NEW YORK CITY-Attention real estate shoppers: Downtown retail is the purchase of the moment.
“Retail is the product that everyone wants to own,” says Michael Cleeman, VP, Cohen Real Estate. “We're seeing an increase in transactions as people sell-off retail to finance the upstairs portion of their buildings, or just separating the two—especially in older buildings—and just selling the retail. A lot more people are doing that because there's so much demand now.”
The spike in buyer interest stems from several factors. “Retail sales numbers were up 4.7% in late 2012, even in the face of the fiscal cliff, so people are clearly going out and spending,” Cleeman posits. “Retailers from around the globe are trying to get a piece of the incredible amount of disposable income locally and from the visitors that come to New York from around the world—there were 52 million last year, according to a recent report from the city's tourism trackers—with money in their pockets to spend.
“And a lot of Canadians are coming,” he continues, “because their dollar is stronger than the US dollar [so they get more for their money].” Cleeman, along with another broker, pointed to some Downtown markets in particular as the place on which attention is laser-focused at the moment.
In December, Cleeman brokered the sale of a retail condominium at 350 Bleeker St. and the previous month he closed three retail condo deals on Bleeker and on the Bowery. Meanwhile, Adelaide Polsinelli, senior director at Eastern Consolidated and an industry power player on Real Estate Forum's Women of Influence list, also recently closed deals in the city's lower neighborhoods: one in Soho and another in Tribeca.
At year-end, Cleeman represented buyer American Realty Capital New York Recovery REIT Inc. in its $10.9 million purchase of 350 Bleeker, at the northwest corner of West 10th Street. The property's 14,510 square feet of retail and garage space were acquired in a long-term master lease from an affiliate of Time Equities. The seller was represented by Vera Thomas, senior managing director of Cohen Real Estate.
In November, Cleeman brokered the sale of the retail condominium at 1 Bleecker Street, along with 324 Bowery and 3 Bleecker St., for $13.4 million to another private equity firm. The property was purchased by an affiliate of RWN Real Estate Partners LLC, a New York middle market real estate private equity platform, in partnership with Silverstone Property Group, LLC, a privately held real estate investment and management company
Polsinelli in early January represented both the seller and buyer of 119 Chambers St.—along with Eastern's associate director Robert Khodadadian—for $2.5 million. That deal closed on the heels of Polsinelli brokering the sale of 72-76 Greene St., in late December, for $41.5 million. Eastern made the deal on behalf of BSJ Soho, an affiliate of the apparel company Bear USA. The buyer was L3 Capital.

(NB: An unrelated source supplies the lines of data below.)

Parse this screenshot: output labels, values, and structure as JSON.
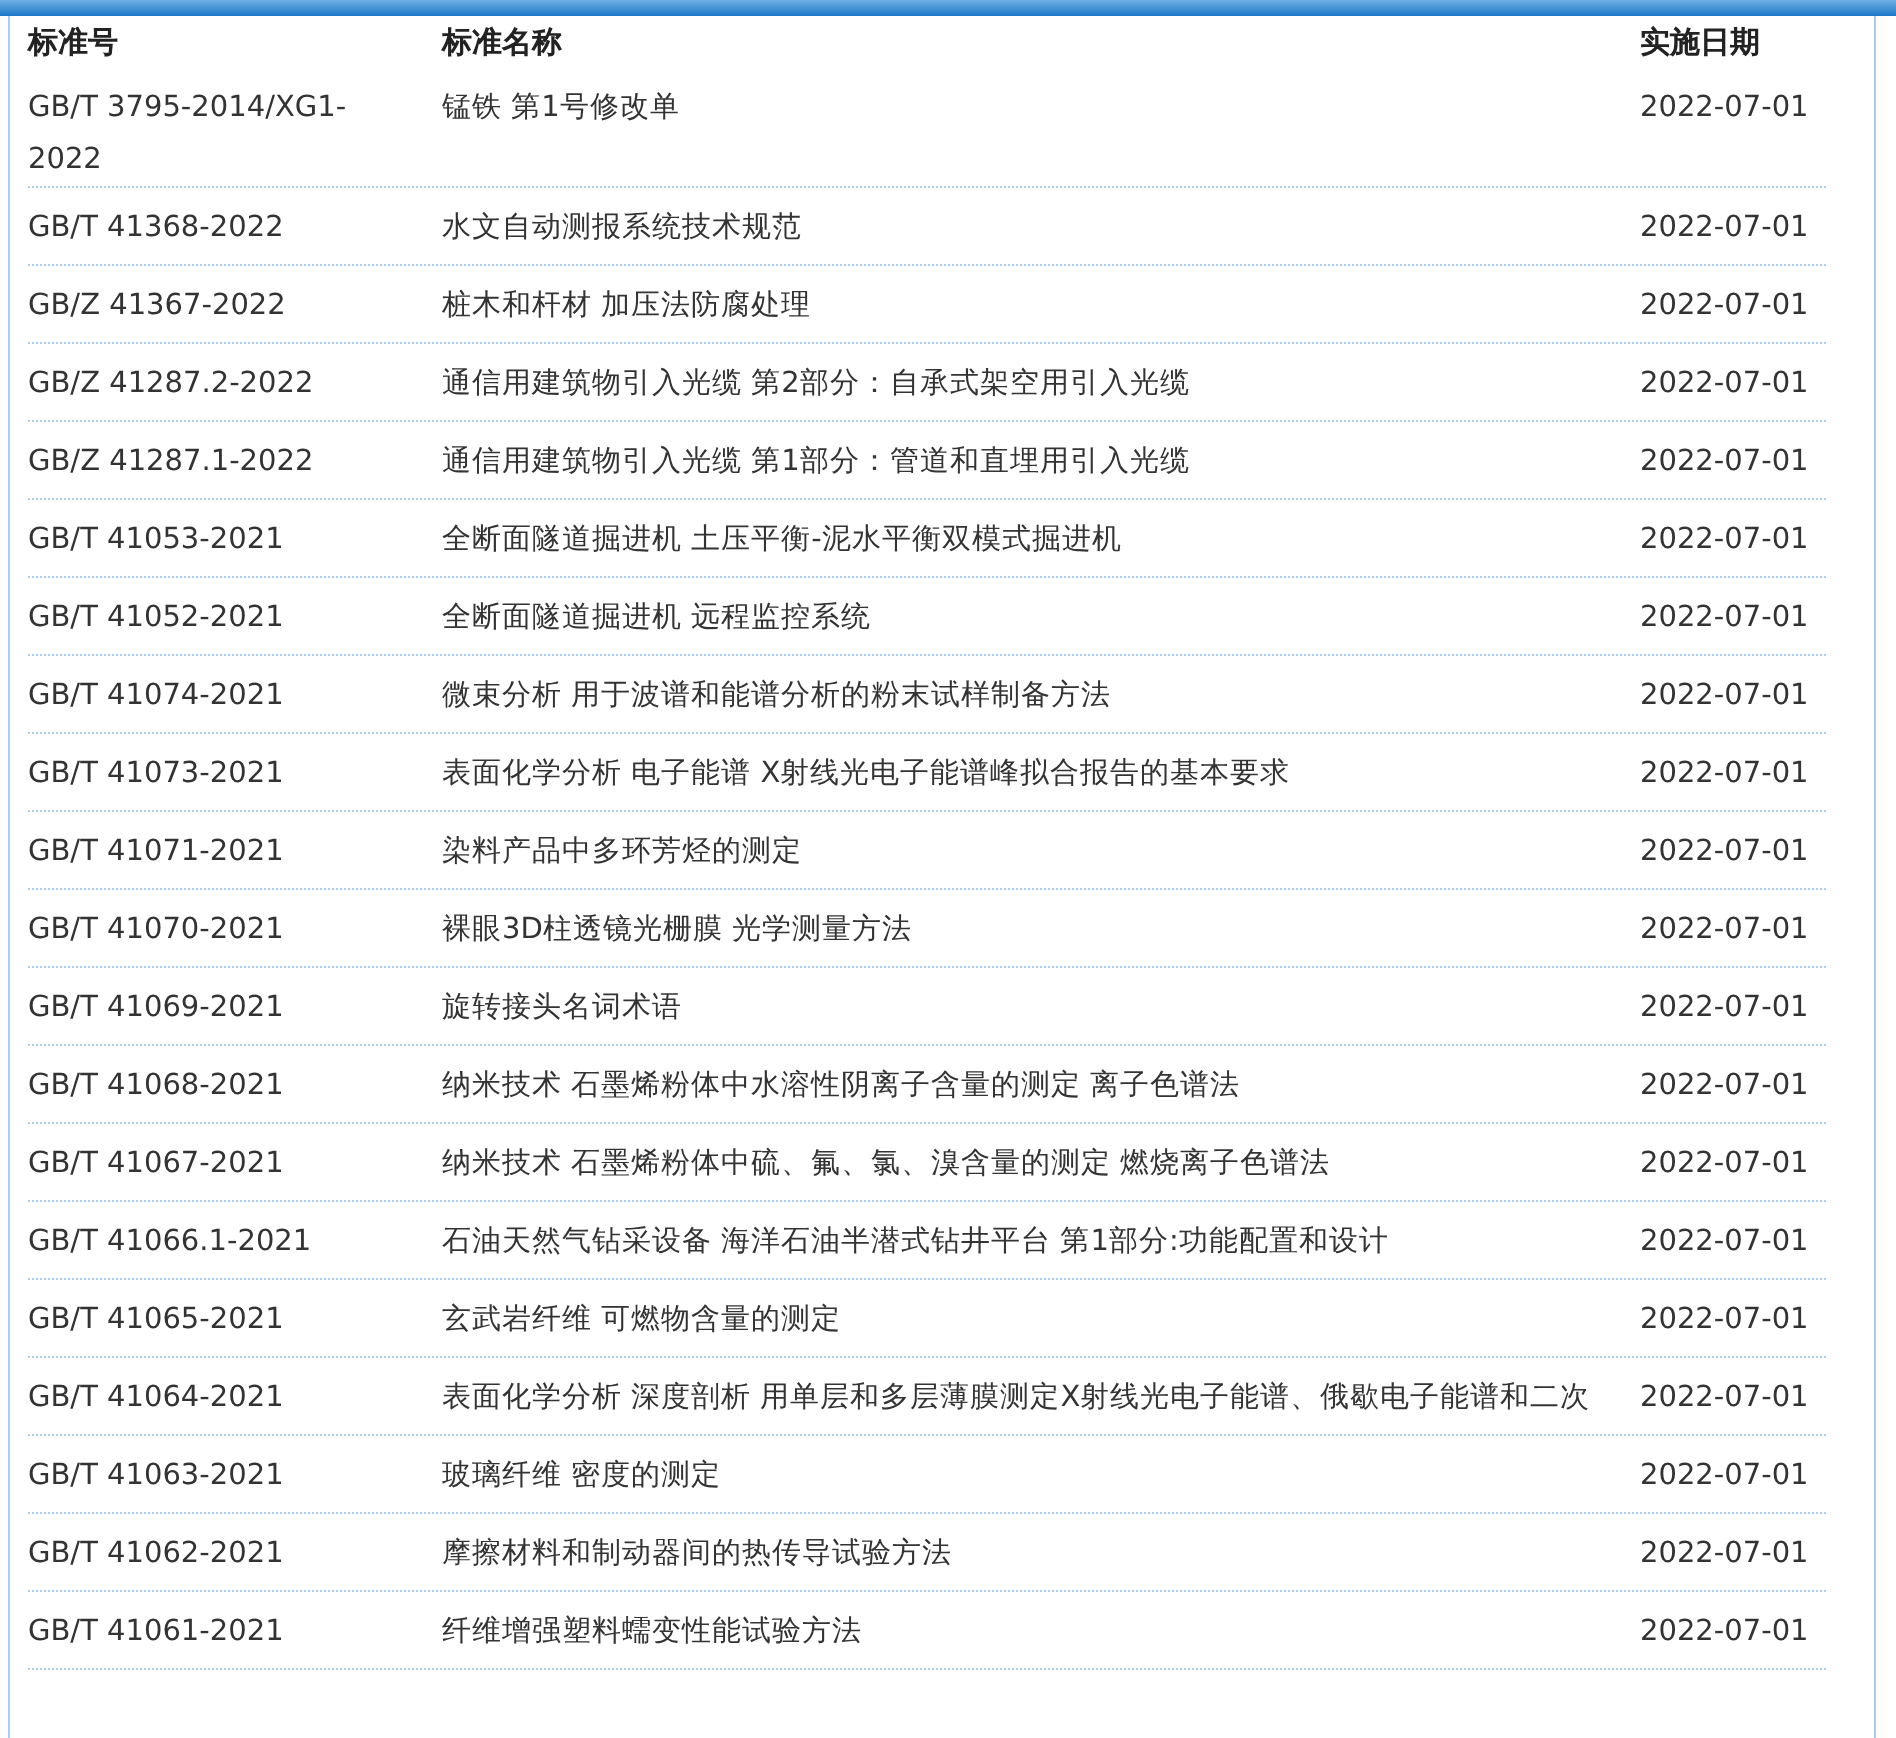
{
  "columns": [
    "标准号",
    "标准名称",
    "实施日期"
  ],
  "rows": [
    {
      "number": "GB/T 3795-2014/XG1-2022",
      "name": "锰铁 第1号修改单",
      "date": "2022-07-01"
    },
    {
      "number": "GB/T 41368-2022",
      "name": "水文自动测报系统技术规范",
      "date": "2022-07-01"
    },
    {
      "number": "GB/Z 41367-2022",
      "name": "桩木和杆材 加压法防腐处理",
      "date": "2022-07-01"
    },
    {
      "number": "GB/Z 41287.2-2022",
      "name": "通信用建筑物引入光缆 第2部分：自承式架空用引入光缆",
      "date": "2022-07-01"
    },
    {
      "number": "GB/Z 41287.1-2022",
      "name": "通信用建筑物引入光缆 第1部分：管道和直埋用引入光缆",
      "date": "2022-07-01"
    },
    {
      "number": "GB/T 41053-2021",
      "name": "全断面隧道掘进机 土压平衡-泥水平衡双模式掘进机",
      "date": "2022-07-01"
    },
    {
      "number": "GB/T 41052-2021",
      "name": "全断面隧道掘进机 远程监控系统",
      "date": "2022-07-01"
    },
    {
      "number": "GB/T 41074-2021",
      "name": "微束分析 用于波谱和能谱分析的粉末试样制备方法",
      "date": "2022-07-01"
    },
    {
      "number": "GB/T 41073-2021",
      "name": "表面化学分析 电子能谱 X射线光电子能谱峰拟合报告的基本要求",
      "date": "2022-07-01"
    },
    {
      "number": "GB/T 41071-2021",
      "name": "染料产品中多环芳烃的测定",
      "date": "2022-07-01"
    },
    {
      "number": "GB/T 41070-2021",
      "name": "裸眼3D柱透镜光栅膜 光学测量方法",
      "date": "2022-07-01"
    },
    {
      "number": "GB/T 41069-2021",
      "name": "旋转接头名词术语",
      "date": "2022-07-01"
    },
    {
      "number": "GB/T 41068-2021",
      "name": "纳米技术 石墨烯粉体中水溶性阴离子含量的测定 离子色谱法",
      "date": "2022-07-01"
    },
    {
      "number": "GB/T 41067-2021",
      "name": "纳米技术 石墨烯粉体中硫、氟、氯、溴含量的测定 燃烧离子色谱法",
      "date": "2022-07-01"
    },
    {
      "number": "GB/T 41066.1-2021",
      "name": "石油天然气钻采设备 海洋石油半潜式钻井平台 第1部分:功能配置和设计",
      "date": "2022-07-01"
    },
    {
      "number": "GB/T 41065-2021",
      "name": "玄武岩纤维 可燃物含量的测定",
      "date": "2022-07-01"
    },
    {
      "number": "GB/T 41064-2021",
      "name": "表面化学分析 深度剖析 用单层和多层薄膜测定X射线光电子能谱、俄歇电子能谱和二次",
      "date": "2022-07-01"
    },
    {
      "number": "GB/T 41063-2021",
      "name": "玻璃纤维 密度的测定",
      "date": "2022-07-01"
    },
    {
      "number": "GB/T 41062-2021",
      "name": "摩擦材料和制动器间的热传导试验方法",
      "date": "2022-07-01"
    },
    {
      "number": "GB/T 41061-2021",
      "name": "纤维增强塑料蠕变性能试验方法",
      "date": "2022-07-01"
    }
  ]
}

There's no shortage of incentives for retail buyers to shop downtown, says Cleeman. “We are seeing a lot of high-end retailers look for secondary stores in the downtown market to take advantage of the younger, hip clientele that doesn't venture up to Madison Avenue, driving up rents. The Bowery, for example, is so hot and it used to be downtrodden.”

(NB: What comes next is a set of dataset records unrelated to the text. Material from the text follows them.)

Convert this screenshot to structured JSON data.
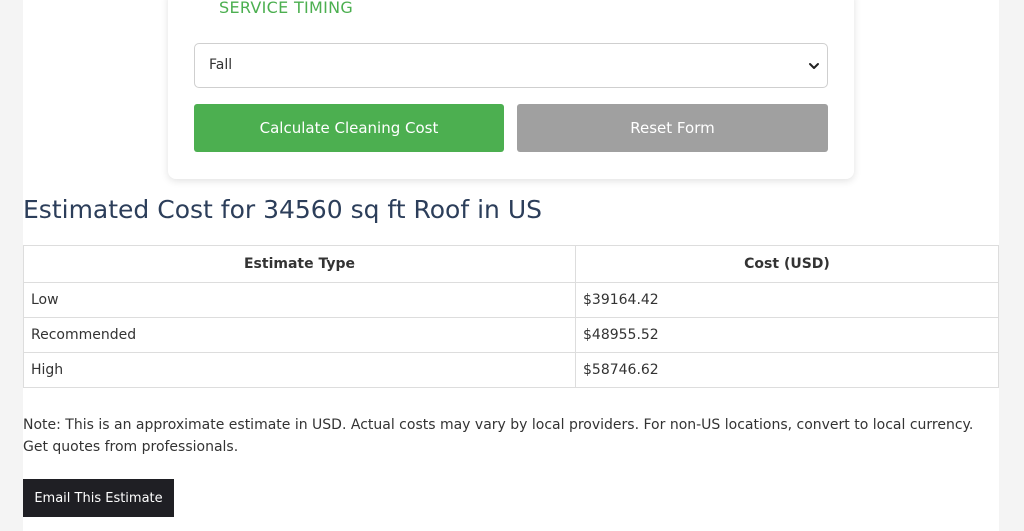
{
  "form": {
    "section_title": "SERVICE TIMING",
    "service_timing": {
      "selected": "Fall",
      "icon": "chevron-down-icon"
    },
    "calculate_label": "Calculate Cleaning Cost",
    "reset_label": "Reset Form"
  },
  "results": {
    "title": "Estimated Cost for 34560 sq ft Roof in US",
    "table": {
      "headers": [
        "Estimate Type",
        "Cost (USD)"
      ],
      "rows": [
        {
          "type": "Low",
          "cost": "$39164.42"
        },
        {
          "type": "Recommended",
          "cost": "$48955.52"
        },
        {
          "type": "High",
          "cost": "$58746.62"
        }
      ]
    },
    "note": "Note: This is an approximate estimate in USD. Actual costs may vary by local providers. For non-US locations, convert to local currency. Get quotes from professionals.",
    "email_label": "Email This Estimate"
  },
  "colors": {
    "accent_green": "#4caf50",
    "reset_gray": "#a0a0a0",
    "title_navy": "#2c3e5a",
    "email_dark": "#1f1f24"
  }
}
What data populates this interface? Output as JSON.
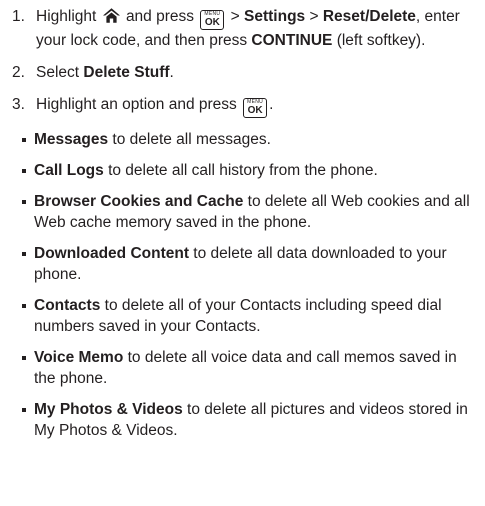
{
  "steps": [
    {
      "num": "1.",
      "p1": "Highlight",
      "p2": "and press",
      "p3": ">",
      "settings": "Settings",
      "p4": ">",
      "reset": "Reset/Delete",
      "p5": ", enter your lock code, and then press",
      "cont": "CONTINUE",
      "p6": "(left softkey)."
    },
    {
      "num": "2.",
      "p1": "Select",
      "bold": "Delete Stuff",
      "p2": "."
    },
    {
      "num": "3.",
      "p1": "Highlight an option and press",
      "p2": "."
    }
  ],
  "icons": {
    "home": "home-icon",
    "menuok_top": "MENU",
    "menuok_bottom": "OK"
  },
  "options": [
    {
      "bold": "Messages",
      "text": " to delete all messages."
    },
    {
      "bold": "Call Logs",
      "text": " to delete all call history from the phone."
    },
    {
      "bold": "Browser Cookies and Cache",
      "text": " to delete all Web cookies and all Web cache memory saved in the phone."
    },
    {
      "bold": "Downloaded Content",
      "text": " to delete all data downloaded to your phone."
    },
    {
      "bold": "Contacts",
      "text": " to delete all of your Contacts including speed dial numbers saved in your Contacts."
    },
    {
      "bold": "Voice Memo",
      "text": " to delete all voice data and call memos saved in the phone."
    },
    {
      "bold": "My Photos & Videos",
      "text": " to delete all pictures and videos stored in My Photos & Videos."
    }
  ]
}
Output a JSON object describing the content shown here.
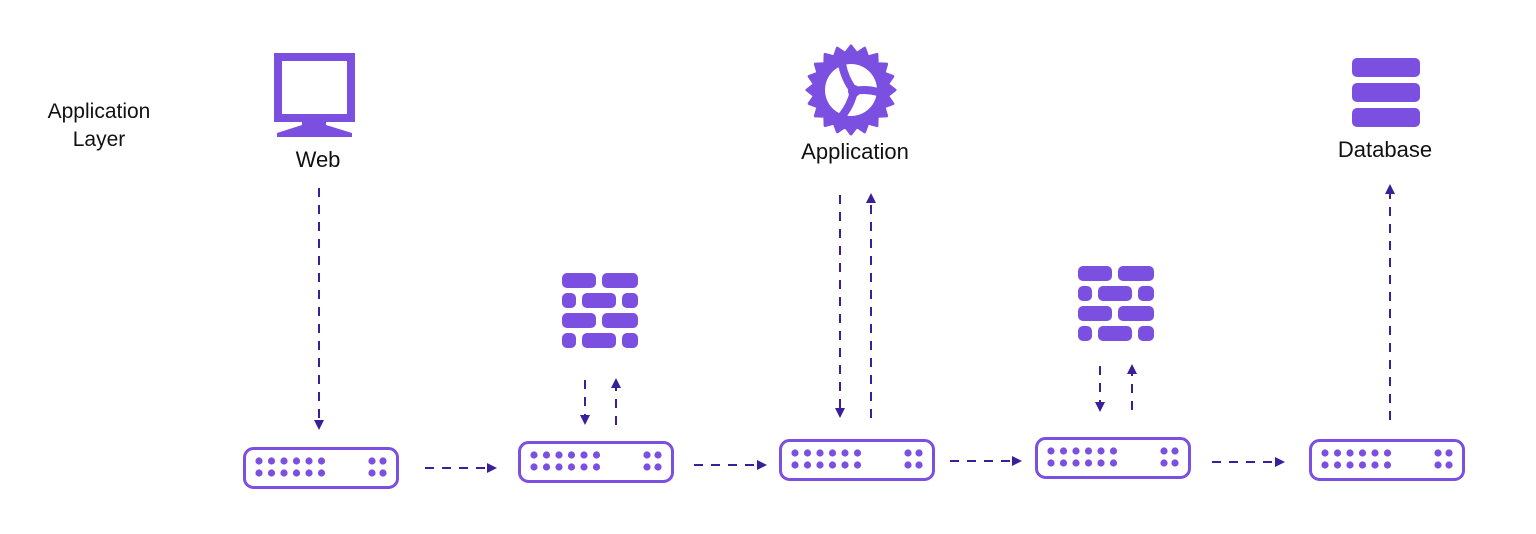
{
  "layer": {
    "label_line1": "Application",
    "label_line2": "Layer"
  },
  "colors": {
    "accent": "#7b4fe0",
    "arrow": "#3a1f9a",
    "text": "#111111"
  },
  "nodes": {
    "web": {
      "label": "Web",
      "icon": "monitor-icon"
    },
    "application": {
      "label": "Application",
      "icon": "gear-icon"
    },
    "database": {
      "label": "Database",
      "icon": "database-icon"
    },
    "firewall_1": {
      "icon": "firewall-icon"
    },
    "firewall_2": {
      "icon": "firewall-icon"
    },
    "switches": [
      {
        "id": "switch-1",
        "icon": "network-switch-icon"
      },
      {
        "id": "switch-2",
        "icon": "network-switch-icon"
      },
      {
        "id": "switch-3",
        "icon": "network-switch-icon"
      },
      {
        "id": "switch-4",
        "icon": "network-switch-icon"
      },
      {
        "id": "switch-5",
        "icon": "network-switch-icon"
      }
    ]
  },
  "edges": [
    {
      "from": "web",
      "to": "switch-1",
      "style": "dashed"
    },
    {
      "from": "switch-1",
      "to": "switch-2",
      "style": "dashed"
    },
    {
      "from": "switch-2",
      "to": "firewall-1",
      "style": "dashed"
    },
    {
      "from": "firewall-1",
      "to": "switch-2",
      "style": "dashed"
    },
    {
      "from": "switch-2",
      "to": "switch-3",
      "style": "dashed"
    },
    {
      "from": "application",
      "to": "switch-3",
      "style": "dashed"
    },
    {
      "from": "switch-3",
      "to": "application",
      "style": "dashed"
    },
    {
      "from": "switch-3",
      "to": "switch-4",
      "style": "dashed"
    },
    {
      "from": "switch-4",
      "to": "firewall-2",
      "style": "dashed"
    },
    {
      "from": "firewall-2",
      "to": "switch-4",
      "style": "dashed"
    },
    {
      "from": "switch-4",
      "to": "switch-5",
      "style": "dashed"
    },
    {
      "from": "switch-5",
      "to": "database",
      "style": "dashed"
    }
  ]
}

He adds, “Buyers are acquiring properties for the retail opportunities in the downtown market to take advantage of increasing retail rents as their older retail spaces turn over, giving them great upside potential to a lot of these transactions.”

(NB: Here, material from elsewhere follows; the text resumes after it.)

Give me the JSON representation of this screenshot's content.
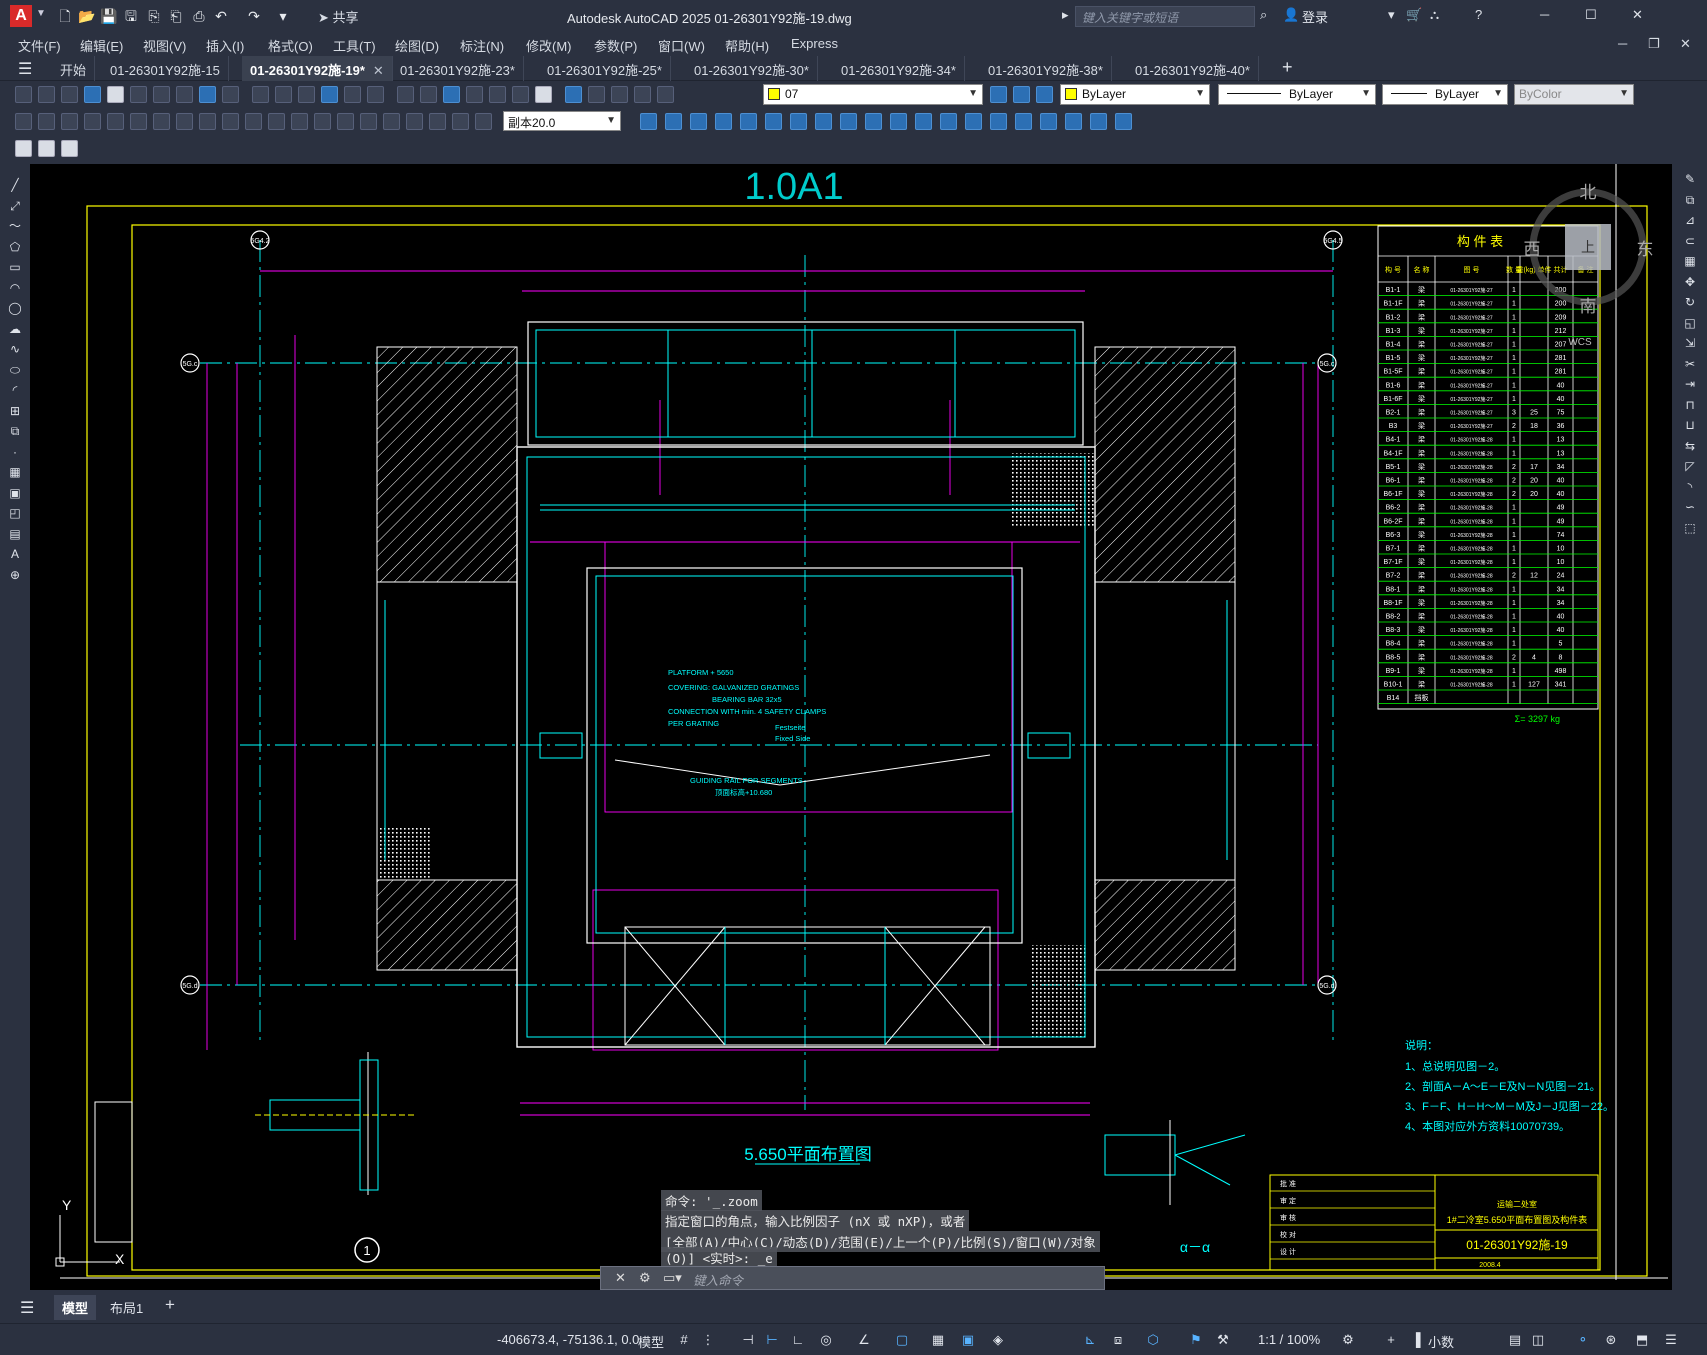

The Downtown desireability is so significant that it's adding new streets to the list of significant retail boulevards, says Polsinelli.
“Several side streeets have enough strength and pedestrian traffic that they've become secondary avenues,” she says. “Green Street in Soho is now the next main drag after Broadway because as the avenues get more expensive, the sidestreets benefit from spillover. Broadway was in the $500 per-square foot range and Green was in the $200; now it's more like Broadway is in the $600-$700 range and Green is $300 to $350. You have to bow down to Prince and Spring, which are a higher value than Broadway.”
Other parts of the city's lower region are seeing a transformation too, she adds. “The Meatpacking District has streets that are like avenues now: 14th, Gansevoort, but also Little West 12th, and others. Everything there has become significant. And in the Village, I'd have to call Bleecker Street an avenue. It's gained the right to be called that.”